В глубине души он поверить не мог своему счастью, что ни один из ее братцев не поведал эту историю Пэйтон. Это, наверное, здорово выбивало бы его из колеи — видеть рядом с собой женщину, которая знала бы абсолютно все, что только можно было о нем знать… ну или, по крайней мере, думала бы, что знала. Эту девушку и так уже не имело смысла просвещать о том, что он был частым гостем в публичных домах. Но это осталось в прошлом.
Теперь же он стал другим. Уж она-то об этом позаботилась.
— И ты действительно думаешь, что он попробует разыскать нас? — спросила она. — Я имею в виду Француза.
— Все может быть. Именно поэтому, когда ты в следующий раз соберешься развести костер, то лучше это делать подальше от берега.
Девушка посмотрела на него с кислым выражением лица.
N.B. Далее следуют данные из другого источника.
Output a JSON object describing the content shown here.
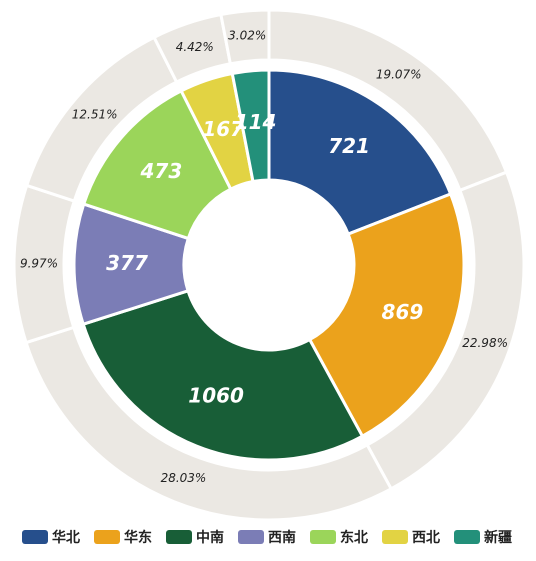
{
  "chart_data": {
    "type": "pie",
    "categories": [
      "华北",
      "华东",
      "中南",
      "西南",
      "东北",
      "西北",
      "新疆"
    ],
    "values": [
      721,
      869,
      1060,
      377,
      473,
      167,
      114
    ],
    "colors": [
      "#264f8c",
      "#eba21c",
      "#185e37",
      "#7b7db6",
      "#9bd55a",
      "#e2d343",
      "#23907a"
    ],
    "percentages": [
      19.07,
      22.98,
      28.03,
      9.97,
      12.51,
      4.42,
      3.02
    ],
    "percent_labels": [
      "19.07%",
      "22.98%",
      "28.03%",
      "9.97%",
      "12.51%",
      "4.42%",
      "3.02%"
    ],
    "ring_color": "#ebe8e3",
    "legend": "bottom"
  }
}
— Ты, болван проклятый, я развела там костер потому, что тебе было холодно, а тащить тебя на себе было слишком тяжело!
Дрейк был уверен, что большинство женщин, признающихся в своих чувствах, не обращались к объекту своей любви как «проклятый болван». Но их отношения только зарождались, поэтому он решил пропустить эту фразу мимо ушей.
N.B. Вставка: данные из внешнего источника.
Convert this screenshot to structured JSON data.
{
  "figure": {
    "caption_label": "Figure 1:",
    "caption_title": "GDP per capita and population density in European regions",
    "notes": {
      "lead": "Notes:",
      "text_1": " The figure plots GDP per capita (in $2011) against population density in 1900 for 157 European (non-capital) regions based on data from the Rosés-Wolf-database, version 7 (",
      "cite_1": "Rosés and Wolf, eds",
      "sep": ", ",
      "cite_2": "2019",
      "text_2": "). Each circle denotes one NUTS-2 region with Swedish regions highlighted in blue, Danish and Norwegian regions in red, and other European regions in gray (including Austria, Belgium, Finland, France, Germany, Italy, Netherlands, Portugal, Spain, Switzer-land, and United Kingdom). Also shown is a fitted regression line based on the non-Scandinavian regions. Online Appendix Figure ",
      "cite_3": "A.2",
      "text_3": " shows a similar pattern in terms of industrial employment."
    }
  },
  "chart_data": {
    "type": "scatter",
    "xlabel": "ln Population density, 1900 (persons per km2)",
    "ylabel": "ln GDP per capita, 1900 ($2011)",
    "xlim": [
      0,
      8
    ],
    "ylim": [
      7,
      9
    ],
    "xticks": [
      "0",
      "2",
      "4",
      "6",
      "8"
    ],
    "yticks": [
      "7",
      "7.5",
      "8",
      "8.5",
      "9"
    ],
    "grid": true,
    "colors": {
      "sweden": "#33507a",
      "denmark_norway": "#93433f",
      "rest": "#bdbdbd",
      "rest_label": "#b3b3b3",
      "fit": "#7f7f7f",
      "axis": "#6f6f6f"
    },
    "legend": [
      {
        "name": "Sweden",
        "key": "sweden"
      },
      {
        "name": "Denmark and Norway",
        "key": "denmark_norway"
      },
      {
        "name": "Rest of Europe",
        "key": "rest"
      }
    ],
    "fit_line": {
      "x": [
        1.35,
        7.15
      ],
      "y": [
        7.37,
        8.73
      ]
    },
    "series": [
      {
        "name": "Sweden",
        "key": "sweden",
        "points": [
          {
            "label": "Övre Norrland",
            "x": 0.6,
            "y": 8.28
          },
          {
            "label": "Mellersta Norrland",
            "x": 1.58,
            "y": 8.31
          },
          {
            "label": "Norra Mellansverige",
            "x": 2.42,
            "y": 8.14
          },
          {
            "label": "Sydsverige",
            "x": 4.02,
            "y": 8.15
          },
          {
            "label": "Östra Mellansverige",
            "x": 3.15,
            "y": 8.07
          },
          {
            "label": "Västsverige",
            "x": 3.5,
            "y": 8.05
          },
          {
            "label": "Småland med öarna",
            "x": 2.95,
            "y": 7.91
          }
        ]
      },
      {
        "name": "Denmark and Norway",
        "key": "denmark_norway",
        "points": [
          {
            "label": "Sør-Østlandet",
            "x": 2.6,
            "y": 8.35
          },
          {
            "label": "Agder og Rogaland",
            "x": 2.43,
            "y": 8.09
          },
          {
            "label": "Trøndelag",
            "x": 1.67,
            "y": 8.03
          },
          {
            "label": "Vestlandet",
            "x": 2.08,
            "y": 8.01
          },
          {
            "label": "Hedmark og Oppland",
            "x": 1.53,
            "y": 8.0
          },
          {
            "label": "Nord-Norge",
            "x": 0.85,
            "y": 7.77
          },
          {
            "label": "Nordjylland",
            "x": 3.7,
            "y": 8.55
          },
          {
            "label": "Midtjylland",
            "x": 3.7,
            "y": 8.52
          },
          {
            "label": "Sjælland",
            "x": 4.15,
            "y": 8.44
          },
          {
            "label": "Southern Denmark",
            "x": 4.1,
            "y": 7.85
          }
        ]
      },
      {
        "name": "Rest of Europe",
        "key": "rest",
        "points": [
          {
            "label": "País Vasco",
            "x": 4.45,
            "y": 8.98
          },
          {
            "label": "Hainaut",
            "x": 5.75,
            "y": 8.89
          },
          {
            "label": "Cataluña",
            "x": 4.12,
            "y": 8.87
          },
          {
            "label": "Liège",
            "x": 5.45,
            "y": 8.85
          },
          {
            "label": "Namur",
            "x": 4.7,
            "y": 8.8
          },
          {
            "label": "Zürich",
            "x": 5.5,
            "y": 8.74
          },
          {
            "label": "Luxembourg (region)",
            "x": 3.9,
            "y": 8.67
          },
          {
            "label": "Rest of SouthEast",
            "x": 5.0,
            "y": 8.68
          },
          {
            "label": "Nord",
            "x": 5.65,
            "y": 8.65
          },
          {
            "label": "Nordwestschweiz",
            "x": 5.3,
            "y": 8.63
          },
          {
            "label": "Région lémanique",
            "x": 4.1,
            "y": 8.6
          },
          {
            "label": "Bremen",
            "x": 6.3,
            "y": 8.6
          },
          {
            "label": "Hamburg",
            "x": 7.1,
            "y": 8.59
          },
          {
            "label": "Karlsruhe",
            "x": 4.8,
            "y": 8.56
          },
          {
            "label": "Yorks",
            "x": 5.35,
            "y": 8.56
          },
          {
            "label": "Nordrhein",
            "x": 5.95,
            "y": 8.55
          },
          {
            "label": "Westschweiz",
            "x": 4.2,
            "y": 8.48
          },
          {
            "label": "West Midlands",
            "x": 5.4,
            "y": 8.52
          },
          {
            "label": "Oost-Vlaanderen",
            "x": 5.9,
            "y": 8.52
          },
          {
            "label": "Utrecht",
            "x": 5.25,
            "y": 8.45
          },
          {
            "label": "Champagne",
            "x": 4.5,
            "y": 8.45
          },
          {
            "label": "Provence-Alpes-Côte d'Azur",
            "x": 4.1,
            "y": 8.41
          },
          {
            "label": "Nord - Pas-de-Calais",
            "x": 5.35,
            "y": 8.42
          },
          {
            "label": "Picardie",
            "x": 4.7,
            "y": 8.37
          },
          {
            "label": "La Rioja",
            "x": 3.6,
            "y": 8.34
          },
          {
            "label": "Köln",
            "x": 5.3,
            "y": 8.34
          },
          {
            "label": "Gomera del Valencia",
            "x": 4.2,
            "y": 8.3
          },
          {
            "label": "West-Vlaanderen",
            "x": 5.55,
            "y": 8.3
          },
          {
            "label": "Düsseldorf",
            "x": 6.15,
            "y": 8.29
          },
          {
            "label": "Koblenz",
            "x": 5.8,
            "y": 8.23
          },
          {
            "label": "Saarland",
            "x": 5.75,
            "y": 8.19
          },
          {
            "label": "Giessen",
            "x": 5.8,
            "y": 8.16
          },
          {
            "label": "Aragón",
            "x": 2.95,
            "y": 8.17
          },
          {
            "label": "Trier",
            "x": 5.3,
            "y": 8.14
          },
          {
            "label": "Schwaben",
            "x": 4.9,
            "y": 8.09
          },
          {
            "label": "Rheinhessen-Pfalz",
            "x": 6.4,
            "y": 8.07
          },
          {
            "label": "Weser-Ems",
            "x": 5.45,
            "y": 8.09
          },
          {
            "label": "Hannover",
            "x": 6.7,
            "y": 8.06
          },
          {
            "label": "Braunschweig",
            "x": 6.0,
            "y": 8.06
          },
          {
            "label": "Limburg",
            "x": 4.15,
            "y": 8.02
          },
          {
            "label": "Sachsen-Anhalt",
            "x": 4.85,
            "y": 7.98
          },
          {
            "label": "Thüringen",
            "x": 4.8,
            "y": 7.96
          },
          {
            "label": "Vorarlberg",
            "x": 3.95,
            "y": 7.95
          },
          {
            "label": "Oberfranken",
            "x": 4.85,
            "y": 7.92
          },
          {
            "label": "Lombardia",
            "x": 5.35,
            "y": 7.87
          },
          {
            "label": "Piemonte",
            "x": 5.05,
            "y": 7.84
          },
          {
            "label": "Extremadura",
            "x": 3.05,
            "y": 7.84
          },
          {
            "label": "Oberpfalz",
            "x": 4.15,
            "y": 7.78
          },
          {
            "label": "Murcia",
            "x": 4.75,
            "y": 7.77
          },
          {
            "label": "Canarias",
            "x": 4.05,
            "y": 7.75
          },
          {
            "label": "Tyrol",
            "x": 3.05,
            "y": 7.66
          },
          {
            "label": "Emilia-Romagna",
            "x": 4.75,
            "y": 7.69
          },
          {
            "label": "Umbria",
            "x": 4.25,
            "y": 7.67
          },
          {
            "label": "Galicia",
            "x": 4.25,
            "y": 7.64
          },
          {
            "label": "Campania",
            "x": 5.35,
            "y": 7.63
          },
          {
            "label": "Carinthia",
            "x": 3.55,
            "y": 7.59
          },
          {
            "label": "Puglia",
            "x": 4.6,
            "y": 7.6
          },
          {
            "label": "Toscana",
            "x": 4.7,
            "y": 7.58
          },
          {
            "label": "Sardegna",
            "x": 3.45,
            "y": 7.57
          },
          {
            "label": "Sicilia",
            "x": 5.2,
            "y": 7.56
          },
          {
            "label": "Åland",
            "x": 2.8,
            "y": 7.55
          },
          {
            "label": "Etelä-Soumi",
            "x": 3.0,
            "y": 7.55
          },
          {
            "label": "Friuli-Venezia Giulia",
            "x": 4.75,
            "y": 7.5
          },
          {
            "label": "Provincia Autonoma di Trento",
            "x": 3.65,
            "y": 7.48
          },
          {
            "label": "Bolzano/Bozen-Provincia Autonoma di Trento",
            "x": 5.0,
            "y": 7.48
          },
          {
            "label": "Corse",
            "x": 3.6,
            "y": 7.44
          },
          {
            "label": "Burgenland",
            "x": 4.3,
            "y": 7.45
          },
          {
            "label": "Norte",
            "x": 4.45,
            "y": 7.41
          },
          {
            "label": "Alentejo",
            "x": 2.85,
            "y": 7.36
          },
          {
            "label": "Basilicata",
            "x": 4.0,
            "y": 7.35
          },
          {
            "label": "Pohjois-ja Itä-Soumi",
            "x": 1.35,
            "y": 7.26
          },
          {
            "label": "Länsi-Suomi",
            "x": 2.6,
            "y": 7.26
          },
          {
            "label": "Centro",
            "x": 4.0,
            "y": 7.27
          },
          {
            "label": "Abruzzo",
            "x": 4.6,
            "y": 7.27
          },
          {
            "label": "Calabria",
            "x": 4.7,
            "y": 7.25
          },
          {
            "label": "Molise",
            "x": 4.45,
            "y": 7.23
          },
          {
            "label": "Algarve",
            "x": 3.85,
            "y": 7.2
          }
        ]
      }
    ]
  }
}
— Я тебя не ругаю, — сказал Дрейк. — Твой поступок был очень смелым. — Он нагнулся и убрал рыжеватый локон, упавший девушке на глаза. — И очень глупым.
— Я знаю, — просияв, ответила Пэйтон. — Но посмотри, что со мной теперь стало. Я погублена.
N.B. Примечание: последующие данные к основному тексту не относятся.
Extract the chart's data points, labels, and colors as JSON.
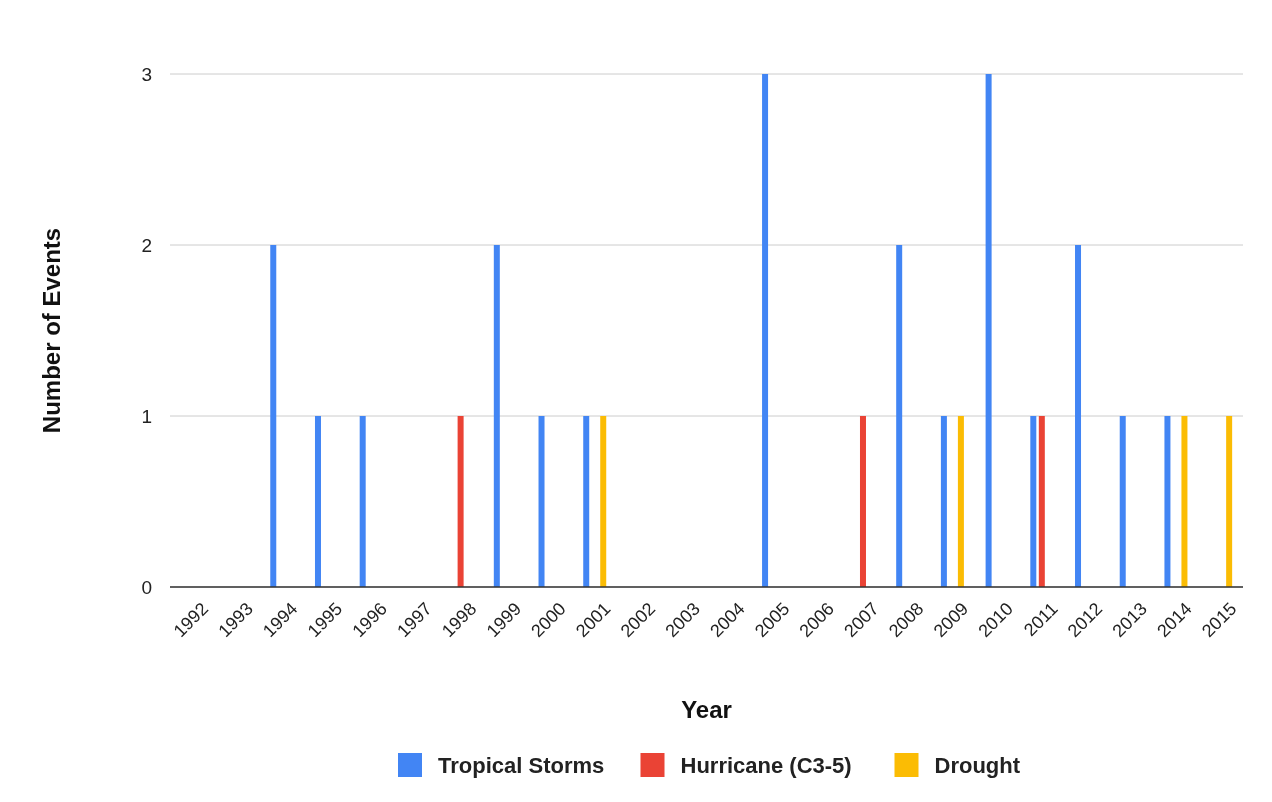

Это было произнесено удивительно довольным тоном, но его все равно задели эти слова. О, не было сомнений, что Пэй была на самом деле довольна той ситуацией, в которой они оказались. Одетая лишь в чистую сорочку, она лежала на животе, медленно покачивая согнутыми в коленях ногами, и казалась ему олицетворением женщины, живущей в любви и согласии со всем миром. Но всё-таки Дрейка не покидало ощущение, что он ее подвел, причем во всем. Он ничего не помнил о том, как она отважно бросилась спасать ему жизнь. Пэйтон сказала, что какое-то время он был в полубессознательном состоянии. И Дрейк действительно ничего не помнил. Что было непростительно. Ведь в тот момент он должен был обладать хоть малейшей толикой здравого смысла и убедить Пэйтон оставить его на корабле. Дрейк считал, что должен был приказать девушке спасаться самой, не отягощая себя огромным зверем, впавшим в беспамятство, который теперь вместо благодарности за ее бескорыстие испытывал желание наброситься на нее, словно какое-то дикое животное, всякий раз, стоило ей пошевелиться.
Но что он мог с этим поделать? Конечно, Дрейку это не очень нравилось, ему хотелось вести себя так, как было принято в обществе: ухаживать за Пэйтон, добиваться ее расположения…
Но вместо этого, всякий раз, когда он смотрел на девушку, ему стоило огромного труда сдержать свое всепоглощающее желание накинуться на нее.